The Dumb Phone Makes a Comeback: What Does This Mean for Your Marketing Strategy?

We are seeing younger generations bring back trends of minimalism and ‘retro’ vibes, and just as the vinyl record made a resurgence, so we see the dumb phone do the same.

According to research by Sortlist, a UK integration and acquisition firm, the average person spends about 52,925 minutes (or 36 days, 18 hours and 5 minutes) on social media each year. The average American spends about 109 days a year online, of which 32 days are spent on social media.

The sort list survey also revealed that users were trying to reduce the time spent on smartphones, with the search for dumb phones in the United States increasing by 18% (such as flip phones that do not have access to the Internet).
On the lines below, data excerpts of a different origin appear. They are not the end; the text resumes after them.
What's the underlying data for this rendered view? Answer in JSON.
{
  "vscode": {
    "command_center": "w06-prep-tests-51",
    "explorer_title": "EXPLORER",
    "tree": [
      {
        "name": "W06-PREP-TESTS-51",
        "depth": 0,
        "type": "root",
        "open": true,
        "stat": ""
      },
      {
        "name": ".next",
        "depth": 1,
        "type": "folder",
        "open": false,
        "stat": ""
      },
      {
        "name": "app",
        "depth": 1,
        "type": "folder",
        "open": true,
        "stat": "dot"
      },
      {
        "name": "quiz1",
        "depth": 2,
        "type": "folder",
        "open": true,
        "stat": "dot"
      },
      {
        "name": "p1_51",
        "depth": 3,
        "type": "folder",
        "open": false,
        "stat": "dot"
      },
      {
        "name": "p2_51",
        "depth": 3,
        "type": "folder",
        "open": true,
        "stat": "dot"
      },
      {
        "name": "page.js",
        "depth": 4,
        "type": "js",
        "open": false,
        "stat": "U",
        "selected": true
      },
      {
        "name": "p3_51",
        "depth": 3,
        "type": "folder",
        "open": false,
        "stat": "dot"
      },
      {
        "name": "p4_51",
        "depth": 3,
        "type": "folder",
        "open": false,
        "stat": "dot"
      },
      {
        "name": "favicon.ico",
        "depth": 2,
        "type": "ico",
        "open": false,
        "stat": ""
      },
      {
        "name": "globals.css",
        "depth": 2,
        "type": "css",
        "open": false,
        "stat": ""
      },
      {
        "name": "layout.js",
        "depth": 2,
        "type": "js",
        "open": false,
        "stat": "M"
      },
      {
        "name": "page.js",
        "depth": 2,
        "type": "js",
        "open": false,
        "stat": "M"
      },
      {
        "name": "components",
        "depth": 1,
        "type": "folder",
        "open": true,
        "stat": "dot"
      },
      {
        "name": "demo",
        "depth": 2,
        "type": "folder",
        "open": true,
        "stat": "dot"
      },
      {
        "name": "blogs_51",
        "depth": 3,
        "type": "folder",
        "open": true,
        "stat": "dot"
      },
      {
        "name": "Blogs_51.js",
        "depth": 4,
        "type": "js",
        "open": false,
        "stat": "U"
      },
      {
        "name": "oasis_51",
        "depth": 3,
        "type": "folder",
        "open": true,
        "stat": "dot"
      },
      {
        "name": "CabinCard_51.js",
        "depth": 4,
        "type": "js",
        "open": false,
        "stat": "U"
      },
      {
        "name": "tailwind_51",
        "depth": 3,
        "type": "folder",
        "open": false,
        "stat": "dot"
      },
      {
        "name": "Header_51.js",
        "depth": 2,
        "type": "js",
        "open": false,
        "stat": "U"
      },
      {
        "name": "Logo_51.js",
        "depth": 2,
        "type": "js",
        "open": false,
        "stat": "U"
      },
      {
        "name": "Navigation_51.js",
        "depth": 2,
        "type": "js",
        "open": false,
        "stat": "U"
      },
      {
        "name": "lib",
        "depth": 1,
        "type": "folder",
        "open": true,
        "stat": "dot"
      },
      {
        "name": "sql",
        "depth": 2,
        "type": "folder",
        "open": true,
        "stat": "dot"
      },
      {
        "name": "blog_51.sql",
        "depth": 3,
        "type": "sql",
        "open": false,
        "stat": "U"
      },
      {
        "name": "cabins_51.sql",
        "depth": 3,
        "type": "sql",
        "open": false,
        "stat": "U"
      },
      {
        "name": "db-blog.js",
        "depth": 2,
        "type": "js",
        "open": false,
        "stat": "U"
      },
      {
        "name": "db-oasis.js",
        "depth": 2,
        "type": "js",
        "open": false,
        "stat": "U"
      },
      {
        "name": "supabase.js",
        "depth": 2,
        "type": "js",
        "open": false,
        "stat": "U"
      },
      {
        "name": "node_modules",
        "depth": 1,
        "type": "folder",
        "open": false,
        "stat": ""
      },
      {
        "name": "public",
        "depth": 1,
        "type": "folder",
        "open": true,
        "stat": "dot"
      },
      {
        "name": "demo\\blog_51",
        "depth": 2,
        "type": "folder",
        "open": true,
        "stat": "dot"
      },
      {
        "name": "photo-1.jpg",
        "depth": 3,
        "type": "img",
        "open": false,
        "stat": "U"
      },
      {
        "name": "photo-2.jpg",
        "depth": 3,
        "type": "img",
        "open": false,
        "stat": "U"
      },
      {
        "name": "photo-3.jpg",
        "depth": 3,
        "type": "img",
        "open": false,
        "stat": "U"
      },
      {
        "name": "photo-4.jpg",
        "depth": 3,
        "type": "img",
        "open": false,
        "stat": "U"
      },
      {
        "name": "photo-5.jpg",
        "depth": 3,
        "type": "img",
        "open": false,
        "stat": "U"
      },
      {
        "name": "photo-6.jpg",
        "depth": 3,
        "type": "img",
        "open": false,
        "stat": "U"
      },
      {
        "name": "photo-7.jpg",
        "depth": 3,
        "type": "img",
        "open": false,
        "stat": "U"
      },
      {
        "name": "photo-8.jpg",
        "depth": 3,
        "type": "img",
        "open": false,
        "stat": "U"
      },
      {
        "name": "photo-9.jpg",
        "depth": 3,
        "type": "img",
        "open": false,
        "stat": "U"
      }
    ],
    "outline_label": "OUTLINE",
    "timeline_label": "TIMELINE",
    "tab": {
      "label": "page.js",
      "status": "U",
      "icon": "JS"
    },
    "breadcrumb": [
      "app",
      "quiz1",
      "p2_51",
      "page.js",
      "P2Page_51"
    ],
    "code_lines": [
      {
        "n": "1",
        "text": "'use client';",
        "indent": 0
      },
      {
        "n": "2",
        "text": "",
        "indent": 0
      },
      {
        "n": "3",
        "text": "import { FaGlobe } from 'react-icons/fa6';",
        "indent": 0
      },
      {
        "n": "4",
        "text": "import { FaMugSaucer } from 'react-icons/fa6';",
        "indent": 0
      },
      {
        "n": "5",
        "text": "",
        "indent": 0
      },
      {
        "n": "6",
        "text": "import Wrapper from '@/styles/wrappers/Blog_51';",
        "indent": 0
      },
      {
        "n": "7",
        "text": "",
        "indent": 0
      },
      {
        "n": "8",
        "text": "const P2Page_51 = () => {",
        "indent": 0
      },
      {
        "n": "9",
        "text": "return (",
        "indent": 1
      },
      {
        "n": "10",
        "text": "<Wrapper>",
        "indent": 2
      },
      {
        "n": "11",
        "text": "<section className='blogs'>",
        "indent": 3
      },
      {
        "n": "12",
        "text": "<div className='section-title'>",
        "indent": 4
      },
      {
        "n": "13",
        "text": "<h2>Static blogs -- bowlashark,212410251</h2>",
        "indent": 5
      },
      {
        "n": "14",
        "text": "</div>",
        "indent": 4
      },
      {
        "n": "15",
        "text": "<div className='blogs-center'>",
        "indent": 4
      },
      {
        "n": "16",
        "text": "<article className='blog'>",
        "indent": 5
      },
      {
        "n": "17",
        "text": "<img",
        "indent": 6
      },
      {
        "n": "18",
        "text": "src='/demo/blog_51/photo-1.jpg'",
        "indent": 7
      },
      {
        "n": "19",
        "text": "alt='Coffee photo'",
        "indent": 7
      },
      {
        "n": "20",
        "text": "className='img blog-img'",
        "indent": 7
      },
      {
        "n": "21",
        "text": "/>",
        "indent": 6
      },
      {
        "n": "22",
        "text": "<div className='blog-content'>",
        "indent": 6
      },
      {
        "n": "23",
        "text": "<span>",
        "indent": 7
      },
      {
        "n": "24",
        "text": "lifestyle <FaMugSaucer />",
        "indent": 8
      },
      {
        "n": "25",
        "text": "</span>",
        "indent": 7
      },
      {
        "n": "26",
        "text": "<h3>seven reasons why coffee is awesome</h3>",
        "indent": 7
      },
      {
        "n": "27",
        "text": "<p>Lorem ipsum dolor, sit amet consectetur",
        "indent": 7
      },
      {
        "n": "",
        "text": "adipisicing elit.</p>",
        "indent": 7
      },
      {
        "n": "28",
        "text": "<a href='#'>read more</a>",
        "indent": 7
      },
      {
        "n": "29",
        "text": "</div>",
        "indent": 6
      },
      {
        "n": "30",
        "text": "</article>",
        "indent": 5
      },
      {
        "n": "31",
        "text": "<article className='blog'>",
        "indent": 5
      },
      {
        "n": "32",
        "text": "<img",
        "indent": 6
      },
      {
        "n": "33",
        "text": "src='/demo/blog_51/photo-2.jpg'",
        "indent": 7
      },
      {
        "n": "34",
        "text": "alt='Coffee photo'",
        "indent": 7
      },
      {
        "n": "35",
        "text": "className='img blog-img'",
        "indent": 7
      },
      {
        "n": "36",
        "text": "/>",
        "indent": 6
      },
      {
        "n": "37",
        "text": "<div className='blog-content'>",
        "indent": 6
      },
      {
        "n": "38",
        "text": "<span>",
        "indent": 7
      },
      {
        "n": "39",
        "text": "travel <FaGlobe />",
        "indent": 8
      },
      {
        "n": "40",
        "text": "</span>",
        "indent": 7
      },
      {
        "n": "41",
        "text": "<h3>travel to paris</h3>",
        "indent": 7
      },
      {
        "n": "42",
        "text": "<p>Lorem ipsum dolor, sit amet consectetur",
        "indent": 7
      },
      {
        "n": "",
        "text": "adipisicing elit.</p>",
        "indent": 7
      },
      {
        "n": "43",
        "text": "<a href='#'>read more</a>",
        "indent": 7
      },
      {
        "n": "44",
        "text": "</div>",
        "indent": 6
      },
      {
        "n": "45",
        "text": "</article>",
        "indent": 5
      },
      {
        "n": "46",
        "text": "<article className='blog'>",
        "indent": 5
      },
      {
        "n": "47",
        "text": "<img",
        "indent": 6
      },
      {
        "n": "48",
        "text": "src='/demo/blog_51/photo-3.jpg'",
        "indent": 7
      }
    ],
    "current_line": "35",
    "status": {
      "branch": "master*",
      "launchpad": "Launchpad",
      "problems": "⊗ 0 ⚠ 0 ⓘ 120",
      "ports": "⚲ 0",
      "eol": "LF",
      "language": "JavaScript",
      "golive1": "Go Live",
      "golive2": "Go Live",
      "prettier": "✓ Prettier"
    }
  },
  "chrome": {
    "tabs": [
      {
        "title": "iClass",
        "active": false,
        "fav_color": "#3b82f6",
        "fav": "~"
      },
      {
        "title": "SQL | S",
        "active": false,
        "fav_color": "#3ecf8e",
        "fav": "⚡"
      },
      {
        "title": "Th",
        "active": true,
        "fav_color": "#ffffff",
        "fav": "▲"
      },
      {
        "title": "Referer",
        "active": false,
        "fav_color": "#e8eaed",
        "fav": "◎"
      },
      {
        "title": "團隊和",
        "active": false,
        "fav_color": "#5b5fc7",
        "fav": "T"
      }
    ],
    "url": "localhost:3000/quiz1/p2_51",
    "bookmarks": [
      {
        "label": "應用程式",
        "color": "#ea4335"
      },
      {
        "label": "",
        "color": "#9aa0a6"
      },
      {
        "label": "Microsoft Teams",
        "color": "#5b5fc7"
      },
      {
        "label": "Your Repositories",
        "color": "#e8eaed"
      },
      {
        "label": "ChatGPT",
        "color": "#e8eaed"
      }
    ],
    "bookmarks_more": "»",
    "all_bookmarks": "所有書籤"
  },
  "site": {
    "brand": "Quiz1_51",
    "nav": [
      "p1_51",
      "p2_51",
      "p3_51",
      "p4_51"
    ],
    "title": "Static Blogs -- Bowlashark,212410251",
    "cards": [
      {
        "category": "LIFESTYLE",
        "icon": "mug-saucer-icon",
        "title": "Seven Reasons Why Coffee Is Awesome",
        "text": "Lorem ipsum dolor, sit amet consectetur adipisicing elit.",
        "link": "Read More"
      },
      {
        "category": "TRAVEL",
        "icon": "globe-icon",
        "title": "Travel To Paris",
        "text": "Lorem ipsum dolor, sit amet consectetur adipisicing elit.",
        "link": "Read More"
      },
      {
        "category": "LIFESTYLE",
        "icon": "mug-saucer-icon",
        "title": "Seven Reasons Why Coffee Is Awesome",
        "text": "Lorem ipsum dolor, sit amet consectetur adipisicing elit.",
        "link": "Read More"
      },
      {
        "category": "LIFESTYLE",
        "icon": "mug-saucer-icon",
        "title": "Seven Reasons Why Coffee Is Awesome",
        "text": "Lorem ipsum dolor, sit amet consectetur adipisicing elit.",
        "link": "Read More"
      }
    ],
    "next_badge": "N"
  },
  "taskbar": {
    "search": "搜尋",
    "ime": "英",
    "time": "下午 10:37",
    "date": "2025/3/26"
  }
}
Is, or has limited access to emails only). Global search for mute phone services has also increased by 5%.

“Dumb phones are currently an attractive option for parents who want to have a phone with their children, but also limit screen time and social media usage,” said Nicholas Finett, CMO at Sortlist. Said “Many Generation-Z and millennials also choose a mute phone to limit screen time and social media usage, as well as enable privacy and be more active in their lives. A recent survey In other words, we found that 32% of people under the age of 35 want to use less social media, which shows how the trend is changing.

These results provide a warning to digital companies that are actively using smartphones and the Internet of Things technologies: that consumers may have reached a tipping point that is falling back on earlier technologies. Is what they think is less interfering or influential in their lives.

The American Psychological Association does not recognize phone use as an addiction, but many medical professionals do. These practitioners fear that excessive use of the phone can lead to sleep disturbances, anxiety, poor cognition and failure to concentrate. University of Chicago researchers agree. “Current research points to the potentially costly side effects of integrating smartphones into everyday life: the ‘brain drain’ caused by smartphones. We provide evidence that the mere presence of consumer smartphones is scientific. Capacity can be negatively affected by two measures – the capacity of available working memory and active fluid intelligence. “

How Much is Too Much?

Are you texting customers with unsolicited offers that could reduce customer bills or improve services? If so, how many times? Do you agree with your third party business partners that they can bombard your customers with an attack of offers and messages that customers have never asked about?

Current trends suggest that online consumers want businesses to be more sensitive to their needs – and only send messages that are relevant.

How Sticky Do You Get?

If a user visits your website and asks a question or wants a service, should you also visit other tangential offers and content before letting the user go? Or do you give customers the freedom to do what they want, giving them the choice of how long they want to stay on your site?

What is Your Social Responsibility?

How responsible should you be for what users can eat from your website? Leading companies want to be honest, while also protecting visitors from immovable and potentially harmful content. Check the content before posting – and check the online comments of the people who post on your site (if you allow online posting) The health and integrity of your company’s online presence There should be important daily exercises to maintain.

What Value Do You Bring to Customers?

Smartphone subscriptions are becoming more expensive, while issues such as battery life remain a problem. Dumb phones, because they reduce, have better battery life. They are also very cheap. For many people who do not need 24/7 internet service, mute phones are a smart solution. “While dumb phones can’t compete with high-tech brands in terms of performance or performance, they can easily outperform them in key areas, including durability and battery life,” said Finet.

In short, it’s time for companies that provide or exploit smartphones to step back and see how consumers want to use them.